4 easy ways to add flavour when cooking

October 9, 2015

Stuck in a rut in the kitchen? Still making the same old dishes with the same old flavours? If so, check out these easy tips for incorporating new and exciting flavours into your regular meals:

4 easy ways to add flavour when cooking

Buy herbs and spices in bulk

  • Instead of buying dried herbs and spices in those tiny bottles and cans (with the big price tags), try your local health food store.
  • Most health food stores sell them in bulk, and ounce for ounce, gram for gram, they're a whole lot cheaper than the bottled kind.
  • They're usually fresher, too, and many are organically grown.
  • The per-kilogram (per-pound) prices, even at the health food store, can seem daunting, but you can scoop out a generous amount that is pretty cheap when it gets weighed up because dried herbs and spices are so light.
  • There are some differences in quality too. One of the ingredients in the supermarket's chili powder was salt, which is not always included in the health food kind (but you can always add your own salt if you really need it).
  • The health food store chili powder may have a richer spice mixture, with eight spices to five for the supermarket variety (not counting the salt).
  • Some health food stores mention prominently that the spices and herbs have not been irradiated. Irradiation is a very common treatment in all kinds of herbs and spices.

Use wine for flavour

  • Say goodbye to bottled and dried mixes, bouillon cubes and artificial flavours that the food industry would like you to use in soups, stews and gravies.
  • Elizabeth David writes:  "if every kitchen contained a bottle each of red wine, white wine and inexpensive port for cooking, hundreds of store cupboards could be swept clean forever of the cluttering debris of commercial sauce bottles and all the synthetic aids to flavouring."
  • Don't use cooking wine. It's not of good quality, and it's typically loaded up with sodium you don't need.
  • To make excellent gravy for roast meat, strain the fat off the pan drippings, add 125 millilitres (1/2 cup) wine and scrape off the meat residue in the pan. Cook on high heat for a couple of minutes — that gets rid of the alcohol in the wine — add a little water and cook for about two minutes more.

Celebrate celery

  • Celery doesn't get much respect. It appears most often in soups, stews and casseroles, where, in a supporting role, it adds some of its distinctive flavour. But it's rarely the star, except in Cajun and Creole cookery, where with peppers and onions it is part of the "holy trinity."
  • Why not let it shine? Add chopped celery — not cooked to death, but crunchy — at the last minute to creamed dishes. It adds taste, texture and a surprise element.
  • Here's another surprise:  an easy relish that livens up a traditional accompaniment to pork. To a pint of applesauce, add 250 grams (one cup) chopped celery and 15 grams (one tablespoon) horseradish.

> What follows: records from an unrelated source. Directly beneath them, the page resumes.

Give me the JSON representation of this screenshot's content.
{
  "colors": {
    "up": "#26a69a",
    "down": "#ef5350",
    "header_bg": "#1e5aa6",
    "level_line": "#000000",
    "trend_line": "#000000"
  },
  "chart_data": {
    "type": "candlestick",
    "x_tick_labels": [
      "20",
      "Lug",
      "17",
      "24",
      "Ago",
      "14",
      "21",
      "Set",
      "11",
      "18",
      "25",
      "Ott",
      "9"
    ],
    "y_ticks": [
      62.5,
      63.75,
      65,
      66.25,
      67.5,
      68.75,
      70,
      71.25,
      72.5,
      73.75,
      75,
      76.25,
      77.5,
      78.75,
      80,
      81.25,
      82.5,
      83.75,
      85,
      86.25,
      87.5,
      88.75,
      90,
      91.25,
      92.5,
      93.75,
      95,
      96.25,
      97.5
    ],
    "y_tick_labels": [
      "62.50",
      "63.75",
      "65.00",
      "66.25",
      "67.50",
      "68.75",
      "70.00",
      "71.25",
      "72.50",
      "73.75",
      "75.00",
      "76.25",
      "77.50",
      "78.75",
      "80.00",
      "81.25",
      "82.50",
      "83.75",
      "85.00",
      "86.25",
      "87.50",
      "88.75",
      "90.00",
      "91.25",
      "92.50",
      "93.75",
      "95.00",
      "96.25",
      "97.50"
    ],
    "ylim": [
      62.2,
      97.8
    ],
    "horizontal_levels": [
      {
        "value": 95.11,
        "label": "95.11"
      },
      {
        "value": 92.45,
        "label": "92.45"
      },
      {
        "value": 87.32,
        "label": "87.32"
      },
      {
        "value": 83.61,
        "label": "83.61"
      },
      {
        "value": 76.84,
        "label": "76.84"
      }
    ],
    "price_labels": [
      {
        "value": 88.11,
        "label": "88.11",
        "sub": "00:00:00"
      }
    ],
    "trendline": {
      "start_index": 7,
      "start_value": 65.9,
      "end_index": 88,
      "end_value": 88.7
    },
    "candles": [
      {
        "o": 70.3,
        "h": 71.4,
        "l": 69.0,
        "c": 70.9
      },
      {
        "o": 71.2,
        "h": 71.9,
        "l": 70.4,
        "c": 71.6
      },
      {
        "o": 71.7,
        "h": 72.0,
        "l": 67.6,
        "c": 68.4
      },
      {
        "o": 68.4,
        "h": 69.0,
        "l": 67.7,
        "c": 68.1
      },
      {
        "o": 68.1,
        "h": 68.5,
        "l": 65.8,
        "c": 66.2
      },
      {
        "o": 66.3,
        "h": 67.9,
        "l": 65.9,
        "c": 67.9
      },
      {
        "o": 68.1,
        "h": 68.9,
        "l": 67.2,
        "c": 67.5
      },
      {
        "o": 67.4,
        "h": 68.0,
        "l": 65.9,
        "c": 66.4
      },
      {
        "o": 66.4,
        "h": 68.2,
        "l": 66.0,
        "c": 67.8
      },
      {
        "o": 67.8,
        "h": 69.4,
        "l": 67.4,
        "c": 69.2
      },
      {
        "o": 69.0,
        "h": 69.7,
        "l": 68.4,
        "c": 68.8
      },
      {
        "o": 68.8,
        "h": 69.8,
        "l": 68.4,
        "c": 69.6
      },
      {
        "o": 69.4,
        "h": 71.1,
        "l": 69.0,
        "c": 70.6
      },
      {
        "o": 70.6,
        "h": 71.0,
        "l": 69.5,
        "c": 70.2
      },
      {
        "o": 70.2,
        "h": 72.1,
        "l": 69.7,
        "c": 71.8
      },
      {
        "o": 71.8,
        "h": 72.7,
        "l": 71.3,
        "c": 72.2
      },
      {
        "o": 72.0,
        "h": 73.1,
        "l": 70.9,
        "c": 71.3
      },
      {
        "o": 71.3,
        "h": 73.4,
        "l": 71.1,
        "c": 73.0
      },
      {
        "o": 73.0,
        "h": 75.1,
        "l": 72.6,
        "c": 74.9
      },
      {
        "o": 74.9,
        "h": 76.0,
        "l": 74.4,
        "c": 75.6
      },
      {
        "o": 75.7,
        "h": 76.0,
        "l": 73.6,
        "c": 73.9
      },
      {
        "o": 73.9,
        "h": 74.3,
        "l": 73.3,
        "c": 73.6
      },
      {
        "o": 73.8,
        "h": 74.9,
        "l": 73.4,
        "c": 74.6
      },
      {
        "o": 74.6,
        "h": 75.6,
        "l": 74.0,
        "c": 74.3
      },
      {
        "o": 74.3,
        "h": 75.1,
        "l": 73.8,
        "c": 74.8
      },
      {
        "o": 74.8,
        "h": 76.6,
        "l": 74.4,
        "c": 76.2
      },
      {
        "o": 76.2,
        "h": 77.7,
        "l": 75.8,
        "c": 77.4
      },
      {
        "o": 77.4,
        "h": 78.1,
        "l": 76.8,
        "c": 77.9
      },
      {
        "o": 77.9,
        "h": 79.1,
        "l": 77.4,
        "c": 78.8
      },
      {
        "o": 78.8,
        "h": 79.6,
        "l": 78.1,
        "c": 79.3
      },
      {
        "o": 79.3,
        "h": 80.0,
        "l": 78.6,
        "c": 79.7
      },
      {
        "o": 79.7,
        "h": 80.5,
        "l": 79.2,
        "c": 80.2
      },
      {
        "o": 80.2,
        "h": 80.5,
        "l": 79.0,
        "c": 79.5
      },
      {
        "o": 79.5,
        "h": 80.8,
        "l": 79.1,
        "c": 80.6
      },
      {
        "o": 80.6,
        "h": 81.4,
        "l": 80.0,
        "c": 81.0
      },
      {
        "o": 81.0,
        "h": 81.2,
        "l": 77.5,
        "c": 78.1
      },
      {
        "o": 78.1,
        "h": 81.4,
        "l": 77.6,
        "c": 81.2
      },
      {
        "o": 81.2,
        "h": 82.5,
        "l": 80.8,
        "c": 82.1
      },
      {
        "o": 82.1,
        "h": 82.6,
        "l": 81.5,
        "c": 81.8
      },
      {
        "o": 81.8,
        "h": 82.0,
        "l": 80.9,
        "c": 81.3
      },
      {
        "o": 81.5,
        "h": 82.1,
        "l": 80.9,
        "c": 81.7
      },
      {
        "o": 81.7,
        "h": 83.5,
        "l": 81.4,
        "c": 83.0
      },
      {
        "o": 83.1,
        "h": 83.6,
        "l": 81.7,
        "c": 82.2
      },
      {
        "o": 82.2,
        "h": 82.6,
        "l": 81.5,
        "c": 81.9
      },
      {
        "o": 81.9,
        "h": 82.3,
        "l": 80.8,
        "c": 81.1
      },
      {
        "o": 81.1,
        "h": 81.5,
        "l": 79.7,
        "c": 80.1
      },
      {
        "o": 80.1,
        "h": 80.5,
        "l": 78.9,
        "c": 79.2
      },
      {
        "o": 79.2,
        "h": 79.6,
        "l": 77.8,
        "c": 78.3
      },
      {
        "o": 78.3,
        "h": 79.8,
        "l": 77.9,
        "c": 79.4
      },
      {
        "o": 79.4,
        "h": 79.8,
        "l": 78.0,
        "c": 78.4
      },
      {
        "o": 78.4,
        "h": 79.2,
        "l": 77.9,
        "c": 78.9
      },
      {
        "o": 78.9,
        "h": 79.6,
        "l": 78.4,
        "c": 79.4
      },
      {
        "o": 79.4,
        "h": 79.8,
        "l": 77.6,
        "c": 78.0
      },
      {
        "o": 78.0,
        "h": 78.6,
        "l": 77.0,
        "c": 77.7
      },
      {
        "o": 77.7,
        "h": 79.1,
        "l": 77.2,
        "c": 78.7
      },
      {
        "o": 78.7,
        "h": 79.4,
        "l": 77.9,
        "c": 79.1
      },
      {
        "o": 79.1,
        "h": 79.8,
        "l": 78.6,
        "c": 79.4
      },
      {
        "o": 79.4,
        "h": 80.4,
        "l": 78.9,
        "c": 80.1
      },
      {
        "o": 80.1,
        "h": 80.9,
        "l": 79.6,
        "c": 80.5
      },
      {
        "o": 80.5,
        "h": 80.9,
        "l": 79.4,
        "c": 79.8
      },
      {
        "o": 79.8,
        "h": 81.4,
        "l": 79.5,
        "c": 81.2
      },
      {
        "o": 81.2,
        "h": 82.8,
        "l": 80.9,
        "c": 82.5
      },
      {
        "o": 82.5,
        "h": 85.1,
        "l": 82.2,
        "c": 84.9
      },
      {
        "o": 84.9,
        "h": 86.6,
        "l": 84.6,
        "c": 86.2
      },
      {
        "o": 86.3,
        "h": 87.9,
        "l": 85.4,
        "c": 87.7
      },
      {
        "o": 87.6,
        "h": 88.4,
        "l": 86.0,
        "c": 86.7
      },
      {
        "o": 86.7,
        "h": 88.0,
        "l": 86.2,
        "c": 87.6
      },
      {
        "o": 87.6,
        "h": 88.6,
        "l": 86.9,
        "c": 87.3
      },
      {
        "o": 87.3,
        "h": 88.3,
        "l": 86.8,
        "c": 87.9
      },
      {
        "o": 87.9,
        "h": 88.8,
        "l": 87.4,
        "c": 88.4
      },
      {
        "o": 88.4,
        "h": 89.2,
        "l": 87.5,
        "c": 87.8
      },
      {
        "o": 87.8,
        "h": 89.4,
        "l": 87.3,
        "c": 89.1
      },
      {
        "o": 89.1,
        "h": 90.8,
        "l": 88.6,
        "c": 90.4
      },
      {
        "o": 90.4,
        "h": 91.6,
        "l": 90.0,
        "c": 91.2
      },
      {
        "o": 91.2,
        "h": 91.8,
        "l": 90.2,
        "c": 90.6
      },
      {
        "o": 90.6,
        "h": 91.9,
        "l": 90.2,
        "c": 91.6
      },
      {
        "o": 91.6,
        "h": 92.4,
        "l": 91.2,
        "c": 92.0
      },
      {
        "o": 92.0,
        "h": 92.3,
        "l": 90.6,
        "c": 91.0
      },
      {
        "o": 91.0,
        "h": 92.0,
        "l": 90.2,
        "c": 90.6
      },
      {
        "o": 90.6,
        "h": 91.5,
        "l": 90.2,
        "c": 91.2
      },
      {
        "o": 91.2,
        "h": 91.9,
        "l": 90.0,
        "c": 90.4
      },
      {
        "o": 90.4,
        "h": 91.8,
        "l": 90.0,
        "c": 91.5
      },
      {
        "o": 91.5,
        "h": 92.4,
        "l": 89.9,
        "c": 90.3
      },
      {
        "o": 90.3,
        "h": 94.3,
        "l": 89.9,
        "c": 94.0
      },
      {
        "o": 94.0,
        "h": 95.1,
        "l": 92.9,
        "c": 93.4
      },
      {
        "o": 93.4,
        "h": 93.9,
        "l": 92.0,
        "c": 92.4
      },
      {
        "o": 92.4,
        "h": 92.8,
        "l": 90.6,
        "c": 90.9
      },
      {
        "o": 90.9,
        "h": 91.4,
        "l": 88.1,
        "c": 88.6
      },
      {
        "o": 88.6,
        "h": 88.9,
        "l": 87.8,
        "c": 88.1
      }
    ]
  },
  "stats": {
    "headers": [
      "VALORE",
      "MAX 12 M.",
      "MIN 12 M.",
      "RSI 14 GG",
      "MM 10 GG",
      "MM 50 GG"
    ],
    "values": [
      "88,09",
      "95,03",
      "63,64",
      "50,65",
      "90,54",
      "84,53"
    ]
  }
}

Don’t be scared away from butter

  • We all know that butter has saturated fat, and too much saturated fat isn't good. However, good health is less about avoiding one particular food than about your overall eating patterns.
  • Don't think you're protecting your health by using margarine instead of butter. The margarine makers would like you to think that, but don't let them kid you. They've made a whole industry out of fear of butter.
  • Many great cooks — and healthy ones — swore by butter.
  • Julia Child was ridiculed as the "cholesterol queen" for her love of butter and cream, but she remained an advocate for good butter and good food until the end, which came two days shy of her 92nd birthday in 2004. She also believed in enjoying butter (and everything else) in moderation.